NetNutのソフトウェアは、スマートテレビやストリーミングボックスなど家庭に広く普及するデバイスを、常時接続可能なプロキシノードに変換していた。これらのノードは他者に貸し出され、大規模なコンテンツスクレイピング、広告詐欺、アカウント乗っ取りなどの悪意あるインターネットトラフィックの仲介に使われていた。FBIと国税庁(IRS)によるこの作戦により、NetNutの公式サイトは差押え通知に置き換えられた。
Google脅威インテリジェンスグループ(GTIG)は、NetNutのプロキシネットワークがサイバー犯罪者によってソースIPアドレスを隠すために広く利用されていたと指摘した。GoogleはNetNutが悪意あるソフトウェアのコマンド&コントロールに使用していたアカウントとサービスを無効化し、技術的情報を警察機関と研究機関と共有した。Alarum TechnologiesはFBIと協力したと発表した。
専門家は、この作戦がサイバー犯罪コミュニティにとって大きな打撃になると評価している。以前にもIPIDEAのような競合サービスが標的とされており、NetNutの崩壊は特にDDoSボットネットなどの悪意ある活動に前向きな影響を与える可能性がある。

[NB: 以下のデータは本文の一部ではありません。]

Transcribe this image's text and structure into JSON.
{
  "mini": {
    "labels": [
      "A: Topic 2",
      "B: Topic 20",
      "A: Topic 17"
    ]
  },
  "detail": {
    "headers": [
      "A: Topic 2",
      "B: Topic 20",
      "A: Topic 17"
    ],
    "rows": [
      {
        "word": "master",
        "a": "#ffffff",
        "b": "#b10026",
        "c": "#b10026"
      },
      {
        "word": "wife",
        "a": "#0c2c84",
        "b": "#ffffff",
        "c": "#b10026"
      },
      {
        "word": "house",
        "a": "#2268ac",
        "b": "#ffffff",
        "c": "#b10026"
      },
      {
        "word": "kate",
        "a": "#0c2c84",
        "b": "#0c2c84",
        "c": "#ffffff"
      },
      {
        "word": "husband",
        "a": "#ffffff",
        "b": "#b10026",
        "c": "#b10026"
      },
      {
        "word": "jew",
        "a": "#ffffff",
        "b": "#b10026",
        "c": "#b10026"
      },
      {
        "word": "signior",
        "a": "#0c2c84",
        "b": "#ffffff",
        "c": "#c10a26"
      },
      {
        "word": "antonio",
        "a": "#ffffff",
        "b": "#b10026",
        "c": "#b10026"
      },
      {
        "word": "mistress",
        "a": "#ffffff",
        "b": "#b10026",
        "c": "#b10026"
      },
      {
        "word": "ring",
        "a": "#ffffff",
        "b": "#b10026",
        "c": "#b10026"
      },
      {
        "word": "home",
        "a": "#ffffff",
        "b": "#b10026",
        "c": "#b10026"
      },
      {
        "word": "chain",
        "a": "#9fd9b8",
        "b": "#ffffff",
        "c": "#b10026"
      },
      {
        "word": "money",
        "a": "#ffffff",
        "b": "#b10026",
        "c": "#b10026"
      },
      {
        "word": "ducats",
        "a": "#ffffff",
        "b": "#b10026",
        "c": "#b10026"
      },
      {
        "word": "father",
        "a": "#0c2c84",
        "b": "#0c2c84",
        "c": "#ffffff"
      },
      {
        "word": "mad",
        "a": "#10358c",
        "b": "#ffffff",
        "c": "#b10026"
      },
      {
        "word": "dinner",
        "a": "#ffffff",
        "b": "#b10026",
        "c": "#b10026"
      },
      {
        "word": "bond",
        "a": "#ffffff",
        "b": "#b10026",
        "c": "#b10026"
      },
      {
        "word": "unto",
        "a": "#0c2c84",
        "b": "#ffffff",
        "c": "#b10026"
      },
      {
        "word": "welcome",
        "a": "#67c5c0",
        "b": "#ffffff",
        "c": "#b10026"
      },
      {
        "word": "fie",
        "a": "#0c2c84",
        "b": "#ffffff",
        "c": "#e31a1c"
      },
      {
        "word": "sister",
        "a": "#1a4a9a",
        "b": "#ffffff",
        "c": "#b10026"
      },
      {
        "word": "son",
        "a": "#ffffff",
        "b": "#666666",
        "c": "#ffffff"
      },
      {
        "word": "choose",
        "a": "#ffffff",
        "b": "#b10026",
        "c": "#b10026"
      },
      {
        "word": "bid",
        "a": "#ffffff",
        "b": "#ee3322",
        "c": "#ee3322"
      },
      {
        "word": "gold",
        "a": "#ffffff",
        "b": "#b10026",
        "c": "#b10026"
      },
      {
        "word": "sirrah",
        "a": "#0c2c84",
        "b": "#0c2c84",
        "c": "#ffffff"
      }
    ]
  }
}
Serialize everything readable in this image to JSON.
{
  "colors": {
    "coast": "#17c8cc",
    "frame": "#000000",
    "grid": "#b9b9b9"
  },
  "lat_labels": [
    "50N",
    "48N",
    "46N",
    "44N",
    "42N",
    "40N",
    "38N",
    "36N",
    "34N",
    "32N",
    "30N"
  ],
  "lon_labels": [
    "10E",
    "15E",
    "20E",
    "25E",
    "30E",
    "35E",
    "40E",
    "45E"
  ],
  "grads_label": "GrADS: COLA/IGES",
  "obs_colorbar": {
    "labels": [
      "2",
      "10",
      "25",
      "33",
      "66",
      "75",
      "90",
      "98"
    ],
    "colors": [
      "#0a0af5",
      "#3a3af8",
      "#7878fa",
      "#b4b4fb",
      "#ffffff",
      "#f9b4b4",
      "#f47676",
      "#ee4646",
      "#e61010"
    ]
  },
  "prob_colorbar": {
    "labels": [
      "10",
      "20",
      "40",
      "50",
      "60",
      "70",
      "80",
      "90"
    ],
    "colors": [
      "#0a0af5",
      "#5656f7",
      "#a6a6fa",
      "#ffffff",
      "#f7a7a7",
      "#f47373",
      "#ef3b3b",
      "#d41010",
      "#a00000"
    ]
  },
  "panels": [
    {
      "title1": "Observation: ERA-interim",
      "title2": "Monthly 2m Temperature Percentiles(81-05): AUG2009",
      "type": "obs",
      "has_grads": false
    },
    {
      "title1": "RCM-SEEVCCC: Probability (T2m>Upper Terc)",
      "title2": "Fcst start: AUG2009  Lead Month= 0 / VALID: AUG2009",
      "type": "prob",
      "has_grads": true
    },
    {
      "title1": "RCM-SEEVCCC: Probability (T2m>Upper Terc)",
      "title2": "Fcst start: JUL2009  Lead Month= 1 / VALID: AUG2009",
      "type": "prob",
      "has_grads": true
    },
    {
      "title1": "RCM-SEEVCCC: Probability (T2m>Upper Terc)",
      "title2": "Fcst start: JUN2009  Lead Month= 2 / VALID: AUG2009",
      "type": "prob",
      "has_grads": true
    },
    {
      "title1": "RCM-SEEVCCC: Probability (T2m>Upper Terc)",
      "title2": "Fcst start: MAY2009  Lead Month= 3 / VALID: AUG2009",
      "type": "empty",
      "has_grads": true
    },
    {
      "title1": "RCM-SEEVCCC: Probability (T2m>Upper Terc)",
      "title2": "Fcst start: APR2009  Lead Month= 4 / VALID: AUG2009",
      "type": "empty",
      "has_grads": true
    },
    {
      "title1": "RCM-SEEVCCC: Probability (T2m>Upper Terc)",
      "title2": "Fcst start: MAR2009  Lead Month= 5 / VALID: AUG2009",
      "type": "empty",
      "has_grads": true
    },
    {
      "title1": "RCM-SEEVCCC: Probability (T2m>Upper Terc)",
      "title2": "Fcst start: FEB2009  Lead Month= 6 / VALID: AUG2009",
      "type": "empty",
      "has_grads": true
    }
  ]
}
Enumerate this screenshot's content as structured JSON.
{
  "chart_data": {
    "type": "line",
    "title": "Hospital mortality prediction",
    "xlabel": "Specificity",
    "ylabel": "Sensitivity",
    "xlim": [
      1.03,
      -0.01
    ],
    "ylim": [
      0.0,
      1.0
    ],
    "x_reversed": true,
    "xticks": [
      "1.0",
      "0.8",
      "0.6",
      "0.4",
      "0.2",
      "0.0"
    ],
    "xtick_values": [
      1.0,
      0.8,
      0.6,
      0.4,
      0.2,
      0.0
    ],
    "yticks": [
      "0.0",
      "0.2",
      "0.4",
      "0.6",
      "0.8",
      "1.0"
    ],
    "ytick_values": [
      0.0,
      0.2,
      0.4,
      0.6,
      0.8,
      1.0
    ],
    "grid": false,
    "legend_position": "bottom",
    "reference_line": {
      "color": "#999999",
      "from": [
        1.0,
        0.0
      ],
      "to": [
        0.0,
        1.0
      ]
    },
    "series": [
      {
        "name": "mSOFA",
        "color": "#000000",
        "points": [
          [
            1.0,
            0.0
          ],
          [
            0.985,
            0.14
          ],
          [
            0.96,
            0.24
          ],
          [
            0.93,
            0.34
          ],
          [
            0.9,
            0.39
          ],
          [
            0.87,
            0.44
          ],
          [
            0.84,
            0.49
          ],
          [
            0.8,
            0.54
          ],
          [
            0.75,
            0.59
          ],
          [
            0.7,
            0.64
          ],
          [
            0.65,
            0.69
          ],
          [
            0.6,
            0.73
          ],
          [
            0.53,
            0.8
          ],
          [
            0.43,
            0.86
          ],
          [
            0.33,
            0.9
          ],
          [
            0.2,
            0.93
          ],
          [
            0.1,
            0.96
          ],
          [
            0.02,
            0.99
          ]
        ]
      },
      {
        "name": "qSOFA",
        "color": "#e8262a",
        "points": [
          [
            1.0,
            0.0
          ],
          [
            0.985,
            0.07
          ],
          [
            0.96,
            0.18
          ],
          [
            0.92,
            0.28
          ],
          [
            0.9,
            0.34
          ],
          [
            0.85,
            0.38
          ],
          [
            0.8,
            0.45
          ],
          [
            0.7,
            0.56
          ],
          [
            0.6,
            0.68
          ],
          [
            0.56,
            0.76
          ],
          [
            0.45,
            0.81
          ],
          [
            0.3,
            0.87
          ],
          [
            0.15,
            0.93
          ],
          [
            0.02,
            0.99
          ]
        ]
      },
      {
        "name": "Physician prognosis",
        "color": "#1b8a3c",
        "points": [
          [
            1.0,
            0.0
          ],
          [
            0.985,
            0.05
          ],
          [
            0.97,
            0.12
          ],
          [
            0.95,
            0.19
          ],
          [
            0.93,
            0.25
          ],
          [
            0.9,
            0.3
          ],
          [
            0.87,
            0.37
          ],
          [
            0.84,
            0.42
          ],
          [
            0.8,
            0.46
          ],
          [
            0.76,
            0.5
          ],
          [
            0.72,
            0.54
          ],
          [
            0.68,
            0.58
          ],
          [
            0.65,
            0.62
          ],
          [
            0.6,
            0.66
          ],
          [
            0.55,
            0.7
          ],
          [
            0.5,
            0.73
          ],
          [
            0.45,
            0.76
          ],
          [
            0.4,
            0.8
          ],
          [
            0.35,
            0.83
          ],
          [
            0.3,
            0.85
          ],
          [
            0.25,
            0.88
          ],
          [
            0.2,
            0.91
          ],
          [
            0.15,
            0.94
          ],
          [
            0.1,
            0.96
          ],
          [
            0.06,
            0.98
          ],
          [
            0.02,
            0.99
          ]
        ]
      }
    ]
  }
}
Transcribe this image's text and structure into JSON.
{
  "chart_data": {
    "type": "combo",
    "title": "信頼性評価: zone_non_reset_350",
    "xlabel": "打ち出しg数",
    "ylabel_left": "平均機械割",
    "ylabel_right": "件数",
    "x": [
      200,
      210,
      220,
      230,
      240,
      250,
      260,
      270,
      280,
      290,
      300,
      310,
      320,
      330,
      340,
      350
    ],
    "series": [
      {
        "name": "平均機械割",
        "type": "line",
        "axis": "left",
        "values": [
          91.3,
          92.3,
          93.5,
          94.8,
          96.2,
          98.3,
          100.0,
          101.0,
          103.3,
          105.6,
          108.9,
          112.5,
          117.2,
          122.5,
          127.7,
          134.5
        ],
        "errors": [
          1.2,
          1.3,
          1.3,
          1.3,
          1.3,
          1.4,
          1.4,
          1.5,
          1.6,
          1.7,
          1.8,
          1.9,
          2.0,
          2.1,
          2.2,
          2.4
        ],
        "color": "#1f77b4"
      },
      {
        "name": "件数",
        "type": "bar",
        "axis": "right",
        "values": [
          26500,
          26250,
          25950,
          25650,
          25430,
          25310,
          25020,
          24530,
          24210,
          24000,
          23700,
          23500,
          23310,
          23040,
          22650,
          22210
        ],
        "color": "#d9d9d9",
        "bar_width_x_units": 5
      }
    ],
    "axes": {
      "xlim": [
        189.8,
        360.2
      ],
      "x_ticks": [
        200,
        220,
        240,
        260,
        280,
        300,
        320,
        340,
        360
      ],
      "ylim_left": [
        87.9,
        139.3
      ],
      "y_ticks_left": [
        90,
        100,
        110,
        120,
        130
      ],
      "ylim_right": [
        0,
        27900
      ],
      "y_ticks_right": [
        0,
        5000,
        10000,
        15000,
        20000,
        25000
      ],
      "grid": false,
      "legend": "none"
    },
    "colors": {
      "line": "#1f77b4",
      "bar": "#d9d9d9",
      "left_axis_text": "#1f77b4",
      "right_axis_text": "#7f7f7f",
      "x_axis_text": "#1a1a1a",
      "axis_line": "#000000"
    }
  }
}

しかしGoogleは、プロキシネットワークが他のサービスを再販して再構築する可能性があると警告している。
消費者には、信頼できるブランドのテレビボックスを選択し、アプリのインストール時に注意を払うよう勧められている。多くの無名のテレビボックスやスマートテレビアプリには、ユーザーの気づかないうちに家庭用プロキシネットワークにデバイスを組み込むソフトウェアが含まれている可能性がある。